Tom’s Hardware フィンランド
概要
フィンランドのスタートアップ企業Donut Labが、CES 2026で発表し多額の投資を誘致した400Wh/kg、10万サイクル、5分充電を謳う「奇跡」の全固体電池が、第三者による独立テストの結果、実際には既存のリチウムイオン電池を再パッケージ化したものであることが判明し、現在調査を受けています。情報提供者からもスペックの不正確さが指摘されており、この一件は全固体電池開発分野における厳格な精査と透明性の重要性を浮き彫りにしています。
詳細
主要成果
フィンランドのスタートアップ企業Donut Labが、CES 2026で発表し、400Wh/kg、10万サイクル、5分充電という驚異的な性能を謳って多額の投資を誘致した「奇跡の全固体電池」について、第三者機関による独立したテストの結果、実際には既存のリチウムイオン電池を再パッケージ化したものであることが判明しました。現在、同社は調査を受けており、この事態は全固体電池開発における厳格な検証の必要性を強く示唆しています。
技術・臨床詳細
- Donut Labは、自社のバッテリーが「全固体電池」であり、400Wh/kgのエネルギー密度、10万回のサイクル寿命、5分での超高速充電が可能であると主張していました。これらの数値は、現在のバッテリー技術の最先端をはるかに超えるものであり、実現すればバッテリー業界に革命をもたらすレベルでした。
- しかし、独立した第三者機関による詳細な分析とテストの結果、同社のバッテリーが既存のリチウムイオン電池の化学組成と特性を保持していることが明らかになりました。

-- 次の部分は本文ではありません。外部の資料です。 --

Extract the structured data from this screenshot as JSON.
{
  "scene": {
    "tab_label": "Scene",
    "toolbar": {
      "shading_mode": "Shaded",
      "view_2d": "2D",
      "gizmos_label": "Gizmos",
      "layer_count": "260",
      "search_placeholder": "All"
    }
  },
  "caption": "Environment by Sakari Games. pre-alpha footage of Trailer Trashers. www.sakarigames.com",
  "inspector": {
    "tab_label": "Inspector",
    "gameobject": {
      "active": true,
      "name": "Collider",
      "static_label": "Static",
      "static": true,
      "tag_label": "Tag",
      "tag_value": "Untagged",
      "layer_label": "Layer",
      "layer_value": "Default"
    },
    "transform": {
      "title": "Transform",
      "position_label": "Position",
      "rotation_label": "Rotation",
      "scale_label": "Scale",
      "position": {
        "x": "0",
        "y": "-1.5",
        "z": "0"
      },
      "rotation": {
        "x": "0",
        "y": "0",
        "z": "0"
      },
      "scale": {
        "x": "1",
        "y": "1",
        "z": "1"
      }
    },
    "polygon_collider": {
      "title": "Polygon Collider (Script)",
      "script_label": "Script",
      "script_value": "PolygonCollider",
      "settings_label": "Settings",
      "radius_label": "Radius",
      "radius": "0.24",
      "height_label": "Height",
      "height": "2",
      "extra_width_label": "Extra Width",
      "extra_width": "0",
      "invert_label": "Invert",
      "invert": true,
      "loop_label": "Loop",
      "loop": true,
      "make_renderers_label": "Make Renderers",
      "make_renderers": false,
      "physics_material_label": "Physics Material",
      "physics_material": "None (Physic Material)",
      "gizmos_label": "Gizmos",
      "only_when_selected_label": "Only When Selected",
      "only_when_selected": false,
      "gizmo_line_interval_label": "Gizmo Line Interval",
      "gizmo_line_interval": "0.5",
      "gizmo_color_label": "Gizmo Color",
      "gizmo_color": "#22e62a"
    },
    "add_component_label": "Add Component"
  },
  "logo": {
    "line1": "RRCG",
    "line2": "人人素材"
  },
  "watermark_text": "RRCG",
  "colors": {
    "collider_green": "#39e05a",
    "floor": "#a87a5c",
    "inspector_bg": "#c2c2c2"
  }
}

これは、製品が全固体電池ではないという結論に至る決定的な証拠となります。
- この事実は、CES 2026での大々的な発表と、それに続く多額の投資(評価額12.5億ドルで2500万ドルを調達)が行われた後に発覚しました。情報提供者からも、発表されたスペックの不正確さに対する懸念が以前から指摘されていました。
背景・業界文脈
全固体電池は、電気自動車(EV)の航続距離、安全性、充電速度を劇的に向上させる次世代バッテリー技術として、世界中の自動車メーカー、バッテリーメーカー、投資家から大きな注目を集めています。その高いポテンシャルゆえに、技術的なブレークスルーが発表されるたびに市場は大きな期待を抱きます。しかし、その実現の難しさから、一部には誇大広告や誤った主張も散見されることがあります。今回のDonut Labの一件は、このような期待と現実のギャップ、そして投資判断における徹底した技術検証の重要性を改めて浮き彫りにするものです。
今後の展望
Donut Labに対する調査の進展は、今後のバッテリー技術開発と投資環境に大きな影響を与える可能性があります。特に、スタートアップ企業が革新的な技術を主張する際に、透明性と独立した検証が不可欠であるという認識が、業界全体でさらに強化されるでしょう。投資家にとっては、デューデリジェンスの基準が厳しくなり、技術的な詳細に対する深い理解が求められるようになります。この事例は、全固体電池という極めて重要な分野において、真の技術的進歩を見極めるための教訓として、長期にわたって記憶されることとなるでしょう。